Question

Let the p.m.f. ( probability mass function ) of random variable x be P\left( x \right)=\left\\{ \begin{matrix} \left( \dfrac{4}{x} \right){{\left( \dfrac{5}{9} \right)}^{x}}{{\left( \dfrac{4}{9} \right)}^{4-x}},\begin{matrix} {} & x=0,1,2,3,4 \\\ \end{matrix} \\\ 0\text{ }\begin{matrix} {} & {} & , & \text{Otherwise} \\\ \end{matrix} \\\ \end{matrix} \right. .
Find $E\left( x \right)$ and $\text{Var}\left( x \right)$ .

Answer 1

The given p.m.f will be of the form $P\left( x \right){{=}^{n}}{{C}_{x}}{{p}^{x}}{{q}^{\left( n-x \right)}}$ which is the formula for binomial distribution of random variable x, where n is the number of experiments, $x=0,1,2,3,...$ , p is the probability of success in a single experiment and q is the probability of failure in a single experiment, $q=1-p$ . We have to compare the given p.m.f with this formula and find the value of n, p and q. $E\left( x \right)$ can be found using the formula of mean of binomial distribution which is $E\left( x \right)=np$ and variance can be obtained from the formula $\text{Var}\left( x \right)=npq$ .

Complete step by step answer:
We are given with probability mass function of random variable x as P\left( x \right)=\left\\{ \begin{matrix} \left( \dfrac{4}{x} \right){{\left( \dfrac{5}{9} \right)}^{x}}{{\left( \dfrac{4}{9} \right)}^{4-x}},\begin{matrix} {} & x=0,1,2,3,4 \\\ \end{matrix} \\\ 0\text{ }\begin{matrix} {} & {} & , & \text{Otherwise} \\\ \end{matrix} \\\ \end{matrix} \right.
We can see that the p.m.f. is of the form $P\left( x \right){{=}^{n}}{{C}_{x}}{{p}^{x}}{{q}^{\left( n-x \right)}}$ which is the formula for binomial distribution of random variable x. In this formula, n is the number of experiments, $x=0,1,2,3,...$ , p is the probability of success in a single experiment and q is the probability of failure in a single experiment, $q=1-p$ . Therefore, we can compare the given p.m.f with the standard formula. We will get $n=4,p=\dfrac{5}{9},q=\dfrac{4}{9}$.
For a binomial distribution, we know that mean is given by the formula
$E\left( x \right)=np$
Let us substitute the values in the above formula.
$\begin{aligned} & \Rightarrow E\left( x \right)=4\times \dfrac{5}{9} \\\ & \Rightarrow E\left( x \right)=\dfrac{20}{9} \\\ & \Rightarrow E\left( x \right)=2.22 \\\ \end{aligned}$
Now, let us find the variance of x. We know that for a binomial distribution, variance is given by
$\text{Var}\left( x \right)=npq$
Let us substitute the values in the above formula.
$\begin{aligned} & \Rightarrow \text{Var}\left( x \right)=4\times \dfrac{5}{9}\times \dfrac{4}{9} \\\ & \Rightarrow \text{Var}\left( x \right)=\dfrac{80}{81} \\\ & \Rightarrow \text{Var}\left( x \right)=0.9876 \\\ \end{aligned}$
Hence, $E\left( x \right)=2.22$ and $\text{Var}\left( x \right)=0.9876$ .

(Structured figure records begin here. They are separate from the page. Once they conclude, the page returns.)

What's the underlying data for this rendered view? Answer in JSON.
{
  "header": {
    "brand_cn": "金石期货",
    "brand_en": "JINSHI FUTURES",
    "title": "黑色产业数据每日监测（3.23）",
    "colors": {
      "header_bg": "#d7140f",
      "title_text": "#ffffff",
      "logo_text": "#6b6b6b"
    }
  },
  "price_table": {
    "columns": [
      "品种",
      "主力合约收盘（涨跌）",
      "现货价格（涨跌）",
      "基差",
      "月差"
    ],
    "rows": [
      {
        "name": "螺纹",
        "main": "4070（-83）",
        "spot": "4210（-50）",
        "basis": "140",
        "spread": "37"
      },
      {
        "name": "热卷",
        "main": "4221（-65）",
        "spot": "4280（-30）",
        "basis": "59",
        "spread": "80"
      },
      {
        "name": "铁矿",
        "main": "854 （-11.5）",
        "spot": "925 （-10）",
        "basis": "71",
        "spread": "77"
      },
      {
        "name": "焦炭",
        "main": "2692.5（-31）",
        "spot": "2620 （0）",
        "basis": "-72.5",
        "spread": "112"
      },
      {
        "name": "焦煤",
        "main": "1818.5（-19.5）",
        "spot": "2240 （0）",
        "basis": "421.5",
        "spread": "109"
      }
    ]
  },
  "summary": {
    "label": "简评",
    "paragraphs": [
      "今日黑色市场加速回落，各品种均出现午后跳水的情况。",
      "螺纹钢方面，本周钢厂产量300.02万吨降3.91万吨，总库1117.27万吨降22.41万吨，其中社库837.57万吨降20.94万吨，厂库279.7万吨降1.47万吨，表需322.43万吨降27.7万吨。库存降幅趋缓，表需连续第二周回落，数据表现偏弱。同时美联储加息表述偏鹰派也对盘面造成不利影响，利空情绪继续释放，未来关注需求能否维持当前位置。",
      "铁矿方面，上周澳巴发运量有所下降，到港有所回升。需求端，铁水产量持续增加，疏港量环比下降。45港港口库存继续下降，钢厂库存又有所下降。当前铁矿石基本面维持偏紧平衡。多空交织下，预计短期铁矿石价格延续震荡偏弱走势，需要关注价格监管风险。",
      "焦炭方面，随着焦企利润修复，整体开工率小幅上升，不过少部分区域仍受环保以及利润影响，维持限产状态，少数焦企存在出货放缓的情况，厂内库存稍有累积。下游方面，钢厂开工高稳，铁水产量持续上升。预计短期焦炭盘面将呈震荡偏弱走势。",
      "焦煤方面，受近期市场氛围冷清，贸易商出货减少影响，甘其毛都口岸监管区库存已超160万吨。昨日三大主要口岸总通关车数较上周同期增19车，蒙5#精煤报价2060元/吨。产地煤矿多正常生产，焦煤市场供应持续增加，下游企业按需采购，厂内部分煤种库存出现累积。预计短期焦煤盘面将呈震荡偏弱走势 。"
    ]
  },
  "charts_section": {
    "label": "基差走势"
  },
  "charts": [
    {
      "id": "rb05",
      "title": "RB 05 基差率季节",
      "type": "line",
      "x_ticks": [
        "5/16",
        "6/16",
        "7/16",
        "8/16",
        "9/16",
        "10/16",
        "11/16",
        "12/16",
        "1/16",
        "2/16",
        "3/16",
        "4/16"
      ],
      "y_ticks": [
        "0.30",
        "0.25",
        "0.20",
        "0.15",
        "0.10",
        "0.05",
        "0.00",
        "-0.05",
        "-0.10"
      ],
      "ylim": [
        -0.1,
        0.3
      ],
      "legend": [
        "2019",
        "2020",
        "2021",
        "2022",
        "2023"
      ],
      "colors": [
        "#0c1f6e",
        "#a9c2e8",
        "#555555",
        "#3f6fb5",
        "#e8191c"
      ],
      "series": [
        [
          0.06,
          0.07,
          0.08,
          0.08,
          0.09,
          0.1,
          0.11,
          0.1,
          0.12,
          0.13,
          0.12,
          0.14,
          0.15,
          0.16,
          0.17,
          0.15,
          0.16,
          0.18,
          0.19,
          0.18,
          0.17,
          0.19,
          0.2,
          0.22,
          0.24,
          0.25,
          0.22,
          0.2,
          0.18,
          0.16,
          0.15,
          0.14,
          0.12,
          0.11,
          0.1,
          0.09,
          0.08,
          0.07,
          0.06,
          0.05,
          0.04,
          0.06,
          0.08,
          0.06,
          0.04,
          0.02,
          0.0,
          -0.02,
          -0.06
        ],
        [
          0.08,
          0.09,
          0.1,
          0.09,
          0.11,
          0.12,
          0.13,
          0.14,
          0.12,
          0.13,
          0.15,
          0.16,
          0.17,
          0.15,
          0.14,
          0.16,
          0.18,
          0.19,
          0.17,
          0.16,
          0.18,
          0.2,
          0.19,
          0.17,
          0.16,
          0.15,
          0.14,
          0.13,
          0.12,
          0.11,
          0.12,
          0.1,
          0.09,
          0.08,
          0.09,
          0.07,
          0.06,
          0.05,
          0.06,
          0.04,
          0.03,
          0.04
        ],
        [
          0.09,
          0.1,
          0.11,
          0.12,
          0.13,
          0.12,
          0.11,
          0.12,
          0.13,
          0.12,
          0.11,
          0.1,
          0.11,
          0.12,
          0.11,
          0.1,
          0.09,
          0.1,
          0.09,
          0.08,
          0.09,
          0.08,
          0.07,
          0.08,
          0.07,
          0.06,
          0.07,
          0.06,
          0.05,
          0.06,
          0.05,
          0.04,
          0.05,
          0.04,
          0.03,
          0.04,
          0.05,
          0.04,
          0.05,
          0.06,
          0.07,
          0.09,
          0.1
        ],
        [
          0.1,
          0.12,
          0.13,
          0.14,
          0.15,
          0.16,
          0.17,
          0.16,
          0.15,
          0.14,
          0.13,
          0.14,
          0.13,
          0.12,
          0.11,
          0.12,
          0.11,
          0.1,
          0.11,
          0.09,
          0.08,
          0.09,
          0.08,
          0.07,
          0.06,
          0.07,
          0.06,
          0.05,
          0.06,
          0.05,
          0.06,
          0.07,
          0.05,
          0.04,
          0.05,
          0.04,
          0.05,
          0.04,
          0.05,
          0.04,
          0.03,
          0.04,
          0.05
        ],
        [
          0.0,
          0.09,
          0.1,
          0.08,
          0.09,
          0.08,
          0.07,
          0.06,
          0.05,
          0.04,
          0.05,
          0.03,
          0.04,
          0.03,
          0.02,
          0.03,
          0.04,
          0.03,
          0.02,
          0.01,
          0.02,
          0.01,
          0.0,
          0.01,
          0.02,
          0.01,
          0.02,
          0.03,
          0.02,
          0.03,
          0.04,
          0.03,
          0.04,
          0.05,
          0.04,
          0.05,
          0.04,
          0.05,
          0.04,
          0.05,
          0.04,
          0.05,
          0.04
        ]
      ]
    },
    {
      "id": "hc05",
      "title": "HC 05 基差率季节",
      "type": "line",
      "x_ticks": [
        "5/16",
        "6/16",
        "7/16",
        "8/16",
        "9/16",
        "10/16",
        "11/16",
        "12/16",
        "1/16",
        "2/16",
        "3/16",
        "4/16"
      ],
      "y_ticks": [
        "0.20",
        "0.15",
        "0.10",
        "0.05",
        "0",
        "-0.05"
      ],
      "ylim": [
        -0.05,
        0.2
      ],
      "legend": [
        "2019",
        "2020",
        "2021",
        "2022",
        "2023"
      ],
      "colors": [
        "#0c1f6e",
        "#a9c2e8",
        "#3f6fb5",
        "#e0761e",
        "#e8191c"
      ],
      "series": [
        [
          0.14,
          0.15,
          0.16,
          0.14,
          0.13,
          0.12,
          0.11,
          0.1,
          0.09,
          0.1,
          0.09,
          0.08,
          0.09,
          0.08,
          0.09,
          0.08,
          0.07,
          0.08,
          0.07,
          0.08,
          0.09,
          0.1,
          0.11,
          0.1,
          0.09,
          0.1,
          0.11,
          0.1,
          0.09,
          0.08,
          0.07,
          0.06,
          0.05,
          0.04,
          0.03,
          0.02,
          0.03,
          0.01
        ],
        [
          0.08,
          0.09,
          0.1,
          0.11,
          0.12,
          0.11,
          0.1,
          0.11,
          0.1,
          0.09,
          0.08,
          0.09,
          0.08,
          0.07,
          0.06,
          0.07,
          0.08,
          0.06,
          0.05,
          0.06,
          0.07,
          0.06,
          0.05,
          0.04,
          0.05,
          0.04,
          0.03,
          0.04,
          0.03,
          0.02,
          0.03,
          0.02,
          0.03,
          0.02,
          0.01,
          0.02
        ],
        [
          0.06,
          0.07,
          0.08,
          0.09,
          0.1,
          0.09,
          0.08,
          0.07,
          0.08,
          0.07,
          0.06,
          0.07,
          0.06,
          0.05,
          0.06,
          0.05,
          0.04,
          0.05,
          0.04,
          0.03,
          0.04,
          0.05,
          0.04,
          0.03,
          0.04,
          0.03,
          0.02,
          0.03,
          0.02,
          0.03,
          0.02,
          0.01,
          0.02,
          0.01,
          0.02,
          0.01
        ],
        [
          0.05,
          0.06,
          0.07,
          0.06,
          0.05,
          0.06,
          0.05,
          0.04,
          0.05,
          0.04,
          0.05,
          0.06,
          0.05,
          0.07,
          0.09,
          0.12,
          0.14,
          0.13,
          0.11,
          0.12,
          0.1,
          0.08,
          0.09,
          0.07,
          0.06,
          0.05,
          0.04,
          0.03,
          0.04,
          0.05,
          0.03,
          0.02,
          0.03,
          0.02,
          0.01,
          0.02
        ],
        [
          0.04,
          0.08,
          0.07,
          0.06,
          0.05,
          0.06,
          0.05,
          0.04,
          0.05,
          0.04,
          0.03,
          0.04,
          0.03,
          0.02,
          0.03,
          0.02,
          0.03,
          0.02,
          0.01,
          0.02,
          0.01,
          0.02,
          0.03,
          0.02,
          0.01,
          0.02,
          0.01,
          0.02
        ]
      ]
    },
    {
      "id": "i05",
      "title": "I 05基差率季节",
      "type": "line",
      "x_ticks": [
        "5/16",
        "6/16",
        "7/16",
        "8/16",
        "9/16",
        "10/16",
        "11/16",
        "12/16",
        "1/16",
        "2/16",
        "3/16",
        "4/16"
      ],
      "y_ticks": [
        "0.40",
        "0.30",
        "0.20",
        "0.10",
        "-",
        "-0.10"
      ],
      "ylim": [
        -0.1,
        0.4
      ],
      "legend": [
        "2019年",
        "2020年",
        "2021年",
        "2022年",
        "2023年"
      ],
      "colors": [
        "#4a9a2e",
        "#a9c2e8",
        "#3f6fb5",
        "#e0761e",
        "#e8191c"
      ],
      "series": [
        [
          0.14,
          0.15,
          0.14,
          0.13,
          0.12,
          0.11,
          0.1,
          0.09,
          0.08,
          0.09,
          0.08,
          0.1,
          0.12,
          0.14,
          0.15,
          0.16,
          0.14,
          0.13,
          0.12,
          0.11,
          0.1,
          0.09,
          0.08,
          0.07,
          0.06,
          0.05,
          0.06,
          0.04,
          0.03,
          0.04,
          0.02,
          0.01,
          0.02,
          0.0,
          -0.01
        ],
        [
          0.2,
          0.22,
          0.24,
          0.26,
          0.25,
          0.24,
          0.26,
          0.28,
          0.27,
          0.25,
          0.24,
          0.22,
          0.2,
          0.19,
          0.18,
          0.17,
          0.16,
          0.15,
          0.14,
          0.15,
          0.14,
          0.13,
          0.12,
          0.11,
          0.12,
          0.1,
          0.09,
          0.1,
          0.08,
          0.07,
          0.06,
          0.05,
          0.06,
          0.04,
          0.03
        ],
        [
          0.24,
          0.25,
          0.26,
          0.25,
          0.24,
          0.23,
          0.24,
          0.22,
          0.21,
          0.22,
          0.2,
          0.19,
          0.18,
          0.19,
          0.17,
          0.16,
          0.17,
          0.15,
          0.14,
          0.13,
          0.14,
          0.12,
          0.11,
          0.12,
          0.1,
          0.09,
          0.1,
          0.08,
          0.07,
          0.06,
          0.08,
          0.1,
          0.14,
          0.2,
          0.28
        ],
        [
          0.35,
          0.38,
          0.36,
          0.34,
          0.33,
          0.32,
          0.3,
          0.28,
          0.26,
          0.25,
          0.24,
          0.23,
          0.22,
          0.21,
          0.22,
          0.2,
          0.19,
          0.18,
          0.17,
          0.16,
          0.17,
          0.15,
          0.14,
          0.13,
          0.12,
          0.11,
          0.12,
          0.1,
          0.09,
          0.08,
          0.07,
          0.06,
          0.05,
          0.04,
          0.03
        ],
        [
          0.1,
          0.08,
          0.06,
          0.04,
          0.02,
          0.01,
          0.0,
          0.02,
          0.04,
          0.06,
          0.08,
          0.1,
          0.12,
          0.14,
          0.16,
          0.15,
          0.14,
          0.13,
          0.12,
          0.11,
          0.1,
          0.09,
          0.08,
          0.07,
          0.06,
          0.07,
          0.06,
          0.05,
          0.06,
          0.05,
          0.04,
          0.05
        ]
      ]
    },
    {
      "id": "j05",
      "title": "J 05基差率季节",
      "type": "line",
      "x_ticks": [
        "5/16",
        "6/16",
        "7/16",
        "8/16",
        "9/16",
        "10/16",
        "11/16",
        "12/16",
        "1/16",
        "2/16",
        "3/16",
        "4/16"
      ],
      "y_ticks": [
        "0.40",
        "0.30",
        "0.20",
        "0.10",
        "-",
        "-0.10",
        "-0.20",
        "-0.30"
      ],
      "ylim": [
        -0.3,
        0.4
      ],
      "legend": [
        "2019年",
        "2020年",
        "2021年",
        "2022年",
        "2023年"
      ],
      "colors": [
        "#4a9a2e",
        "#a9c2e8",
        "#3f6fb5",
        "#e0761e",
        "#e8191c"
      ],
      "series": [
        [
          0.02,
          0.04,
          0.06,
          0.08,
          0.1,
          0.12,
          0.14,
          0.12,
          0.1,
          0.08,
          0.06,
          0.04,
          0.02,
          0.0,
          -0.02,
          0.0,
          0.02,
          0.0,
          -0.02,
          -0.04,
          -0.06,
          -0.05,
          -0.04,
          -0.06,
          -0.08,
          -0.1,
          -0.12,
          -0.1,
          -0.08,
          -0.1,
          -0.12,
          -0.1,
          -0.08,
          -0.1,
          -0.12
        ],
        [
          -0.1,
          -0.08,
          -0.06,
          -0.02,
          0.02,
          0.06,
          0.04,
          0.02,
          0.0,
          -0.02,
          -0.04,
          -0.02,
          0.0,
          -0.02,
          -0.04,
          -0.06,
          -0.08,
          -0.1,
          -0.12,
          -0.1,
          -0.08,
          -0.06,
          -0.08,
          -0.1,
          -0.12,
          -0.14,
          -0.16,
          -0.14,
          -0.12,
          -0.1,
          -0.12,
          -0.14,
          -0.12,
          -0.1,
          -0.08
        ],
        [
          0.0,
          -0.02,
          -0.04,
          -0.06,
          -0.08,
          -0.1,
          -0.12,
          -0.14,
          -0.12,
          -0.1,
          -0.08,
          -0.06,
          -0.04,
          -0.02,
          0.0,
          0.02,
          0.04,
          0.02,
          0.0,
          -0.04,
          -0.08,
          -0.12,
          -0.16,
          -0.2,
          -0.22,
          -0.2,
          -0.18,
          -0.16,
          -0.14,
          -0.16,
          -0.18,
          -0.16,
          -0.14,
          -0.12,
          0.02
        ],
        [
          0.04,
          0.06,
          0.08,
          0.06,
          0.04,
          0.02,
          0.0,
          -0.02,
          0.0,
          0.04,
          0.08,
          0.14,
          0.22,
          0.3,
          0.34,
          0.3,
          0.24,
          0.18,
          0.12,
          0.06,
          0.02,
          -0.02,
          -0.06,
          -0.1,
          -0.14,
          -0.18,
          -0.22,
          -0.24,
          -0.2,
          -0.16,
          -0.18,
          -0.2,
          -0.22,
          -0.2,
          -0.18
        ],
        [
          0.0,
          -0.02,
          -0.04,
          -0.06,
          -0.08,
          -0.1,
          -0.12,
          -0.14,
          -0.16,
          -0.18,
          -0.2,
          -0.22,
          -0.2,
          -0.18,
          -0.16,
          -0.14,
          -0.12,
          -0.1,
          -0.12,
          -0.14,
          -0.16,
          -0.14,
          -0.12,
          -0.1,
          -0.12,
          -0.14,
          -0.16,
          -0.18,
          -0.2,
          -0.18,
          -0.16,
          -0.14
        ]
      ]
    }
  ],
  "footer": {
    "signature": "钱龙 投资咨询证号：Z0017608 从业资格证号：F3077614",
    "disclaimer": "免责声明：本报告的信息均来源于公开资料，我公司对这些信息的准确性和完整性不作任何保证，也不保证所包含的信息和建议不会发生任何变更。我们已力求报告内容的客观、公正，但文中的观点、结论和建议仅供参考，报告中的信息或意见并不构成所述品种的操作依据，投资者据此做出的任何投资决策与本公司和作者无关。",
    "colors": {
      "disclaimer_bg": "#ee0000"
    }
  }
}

Note: Students must note that they can only compare the given p.m.f with the binomial formula by checking whether $q=1-p$ or not since all other values are similar to the formula. If the given p.m.f does not resemble the binomial formula, we have to use the formula $E\left( x \right)=\sum\limits_{x=0}^{i}{{{x}_{i}}P\left( {{x}_{i}} \right)}$ and $\text{Var}\left( x \right)=\sum\limits_{x=0}^{i}{{{x}_{i}}^{2}P\left( {{x}_{i}} \right)}$ for mean and variance respectively.